Monday, 5 December 2016

Far Side of the Moon











Then came the sun light, oh! it is the last light of the day. 
Ah the Moon! what whims and fancies it has got,
Some days it will choose to blind me with its unabashed brightness;
its naked glow drenching me,
and some days it has the choice of sheepishly not been seen;
soaking me in its utter silence.

I scribbled it as the bus moved closer to my hometown. The Moon today was too luminous for me. I wanted to hide in its far side, which I believe will be more soothing in dark. I wondered whether Do I have a choice like the Moon, fading in and out? With all its blemish spots, the Moon is admired for its beauty and elegance. Well, how do I compare myself with Moon. Moon has its lunar cycle and so do we all have. I was nervous wondering with all my flaws, will I be ever accepted back? I froze on the spot when I reached my hometown. Chill rose up my spine just thinking about it. I am returning after more than a decade carrying my backpack, which have exactly two pair of clothing, my documents and along with it my only precious thing, My Faith.  At this moment all I can remember what my father used to say, “Life is a Treasure Hunt. It is more fun to find the clues and follow the lead, instead of giving road maps and leading a safe life”. Indeed, I have been playing quite a safe game. The road map that I gave myself was an easy maze for treasure hunt. I got inside from one end and it was pretty easy to get out from the other end as I was carrying the blueprint of it. Perhaps, I should have given myself a Labyrinth model for the treasure hunt. It would have been one single pathway, venturing and returning through same way would have been more challenging. Well, why would I want challenging task when I was safe with the blueprint of the maze.

So it was quiet easy for me to get through one of the best university of the world as I believed that I am naturally intelligent and fetched the highest grades. I abandoned my dream and goal of pursuing higher studies, as I saw my peers doing well with a good package and incentives. Eventually, as I believed ‘eventually’, getting the highest position sounded more easy and took no time to grab the opportunity. I was so used to being at heights, that was my comfort zone. Well, yes there is nothing wrong in such pursuits, it was just that I forgot about the Balance. I just gave myself that one maze for my voyage and lost the sense of treasure hunt. And later I got carried away and took the ‘high’ in literal sense and to feel more high I got into drugs. Yeah, I know such a cliché life.

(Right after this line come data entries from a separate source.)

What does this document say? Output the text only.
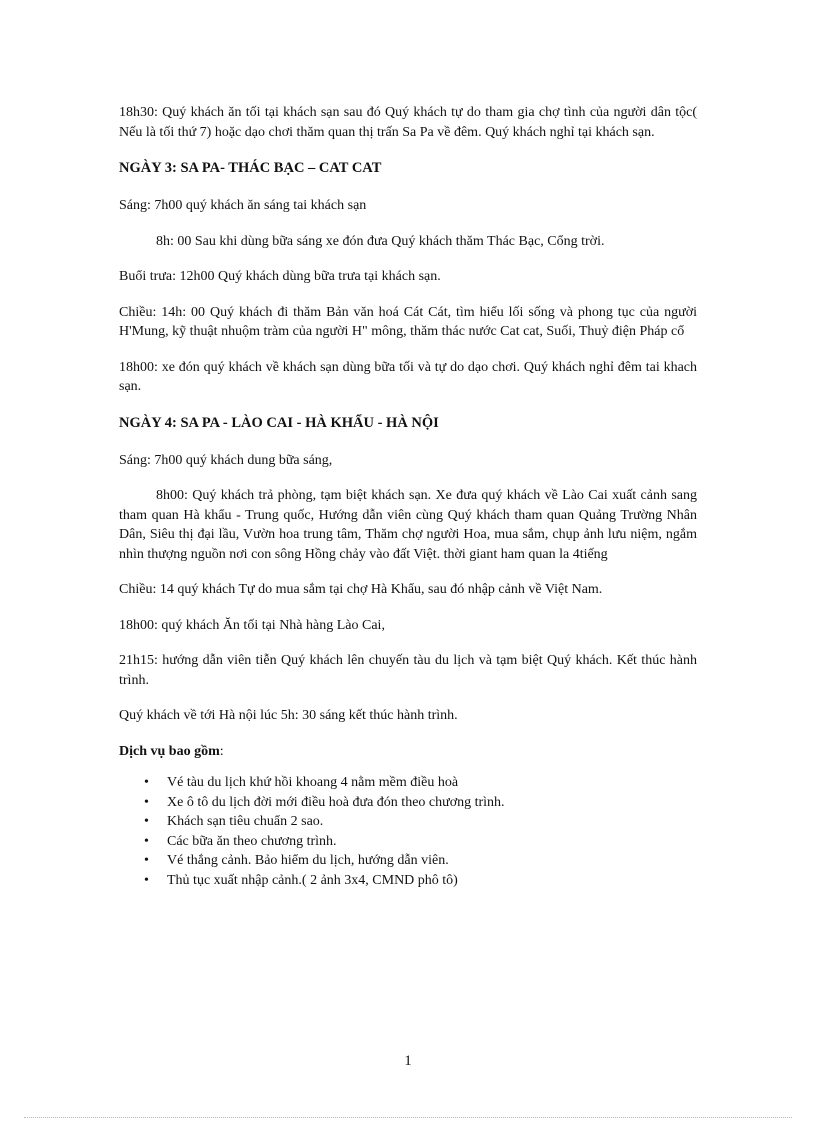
18h30: Quý khách ăn tối tại khách sạn sau đó Quý khách tự do tham gia chợ tình của người dân tộc( Nếu là tối thứ 7) hoặc dạo chơi thăm quan thị trấn Sa Pa về đêm. Quý khách nghỉ tại khách sạn.

NGÀY 3: SA PA- THÁC BẠC – CAT CAT

Sáng: 7h00 quý khách ăn sáng tai khách sạn

8h: 00 Sau khi dùng bữa sáng xe đón đưa Quý khách thăm Thác Bạc, Cổng trời.

Buổi trưa: 12h00 Quý khách dùng bữa trưa tại khách sạn.

Chiều: 14h: 00 Quý khách đi thăm Bản văn hoá Cát Cát, tìm hiểu lối sống và phong tục của người H'Mung, kỹ thuật nhuộm tràm của người H" mông, thăm thác nước Cat cat, Suối, Thuỷ điện Pháp cổ

18h00: xe đón quý khách về khách sạn dùng bữa tối và tự do dạo chơi. Quý khách nghỉ đêm tai khach sạn.

NGÀY 4: SA PA - LÀO CAI - HÀ KHẨU - HÀ NỘI

Sáng: 7h00 quý khách dung bữa sáng,

8h00: Quý khách trả phòng, tạm biệt khách sạn. Xe đưa quý khách về Lào Cai xuất cảnh sang tham quan Hà khẩu - Trung quốc, Hướng dẫn viên cùng Quý khách tham quan Quảng Trường Nhân Dân, Siêu thị đại lầu, Vườn hoa trung tâm, Thăm chợ người Hoa, mua sắm, chụp ảnh lưu niệm, ngắm nhìn thượng nguồn nơi con sông Hồng chảy vào đất Việt. thời giant ham quan la 4tiếng

Chiều: 14 quý khách Tự do mua sắm tại chợ Hà Khẩu, sau đó nhập cảnh về Việt Nam.

18h00: quý khách Ăn tối tại Nhà hàng Lào Cai,

21h15: hướng dẫn viên tiễn Quý khách lên chuyến tàu du lịch và tạm biệt Quý khách. Kết thúc hành trình.

Quý khách về tới Hà nội lúc 5h: 30 sáng kết thúc hành trình.

Dịch vụ bao gồm:

• Vé tàu du lịch khứ hồi khoang 4 nằm mềm điều hoà
• Xe ô tô du lịch đời mới điều hoà đưa đón theo chương trình.
• Khách sạn tiêu chuẩn 2 sao.
• Các bữa ăn theo chương trình.
• Vé thắng cảnh. Bảo hiểm du lịch, hướng dẫn viên.
• Thủ tục xuất nhập cảnh.( 2 ảnh 3x4, CMND phô tô)
1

With a shivering hand, I called up my parents. I didn't know if they would like to have me home. I heard my mom's shrilled voice exactly after nine years. Last time apparently she called me to wish me on my birthday which went to my voice mail as I was busy celebrating my birthday and never thought of calling her back. She wrote many letters too, which remained unopened and eventually I left it all when I was shifting to my palatial house. The letters stopped coming as I did not share the address with my parents. So when I heard her voice, I choked and felt breathless. And my mom being my mom just recognized the scuffled breath, she screamed out of happiness.
Back in my bedroom, I managed to fit myself in my old bed. It is going bit high and low, but the rehab is working. This time I chose labyrinth instead of maze for my new treasure hunt. A Unicursal; single pathway. I am dwelling into the deepest and darkest places within me. Exploring my other and far side which I acknowledge is bit complicated now. I started believing in my instincts as it prompts me to pick up the clues in leading my way. The acceptance by my parents was more than smooth, but overall with twists and turns and living up to the acceptance is the biggest challenge. Trekking and hiking, hitting the low and high and eventually journeying through the Center of my Self. At the end, the insight doesn’t lie in getting the treasure but the entire passage of the journey to reach to that goal. 
I closed my eyes and sensed the radiance blinding me. I felt the white rays peeking with a knowing smirk through the curtains, seeking me. I replied;

The light of the Night, Ah! the Moon,
the shining Armour grooving with;
smooth craters and rickety path throughout.
Still choose to go with the Cycle and the Flow.
The Far Side of You, often seemed hidden;
construed as dark or perhaps black or just pale.
I chose to Seek and Scratch into that dark of Unknown;
like You, I am glowing with radiance from the creeks of my Flaws.
-----Both our rays seeped and joined together, 
enveloping in the cradle of the Universe. 



The Sound Of The Heart


Since my childhood, I was fascinated seeing and using the ‘stethoscope’. I used to wait for the day to meet Dr. Mayee for my monthly check up, who I remember was such a delightful and kind lady. As a reward for the proper behaviour other children waited to put their hands inside the candy jar. But Dr.Mayee knew that, I will wait for something different, yes the ‘stethoscope’. The whole process of plugging it in my ears and listening to the internal sounds of my body, especially the heart, thrilled me so much. “Now, do you hear the sound “lab, dub” asked Dr.Mayee, I replied, ‘nope, this time I hear ‘burp, murp, bit different from last time”. She smiled and asked “And what was that you heard last time?” I replied “hop-cop hop -cop”. Dr. Mayee and my mum had a good laugh that left me baffled because I did hear burp murp, hop-cop. “Your kido is very creative, she might become a writer, painter or…..” said Dr. Mayee. But my mother vehemently protested, “No, Dr.Mayee, she is definitely going to be a doctor”. I heard the “lub dub, lub dub” sound at that moment. It was weird that I would hear “lub dub” sound whenever I am caught red handed by my parents for licking ice cream from the fridge or when I took chocolates without my parent’s permission. So, I had a deal with my heart that when I do something not right, it should “lub dub” me, just as Dr. Mayee and mother said. That was way back when I was 5-year-old. Well I was just 5 and I had a liberty to imagine the most impossible thing, somehow, we lose that liberty and rationalise (I would say condition) our thoughts when we grow up. So, I was never a naughty kid and have been an obedient child to my parents. I have always listened to my parents, my teachers and my mentors and always got A’s in my school and college projects. My teachers and mentors till date remember me as a hardworking, determined, sincere and honest student.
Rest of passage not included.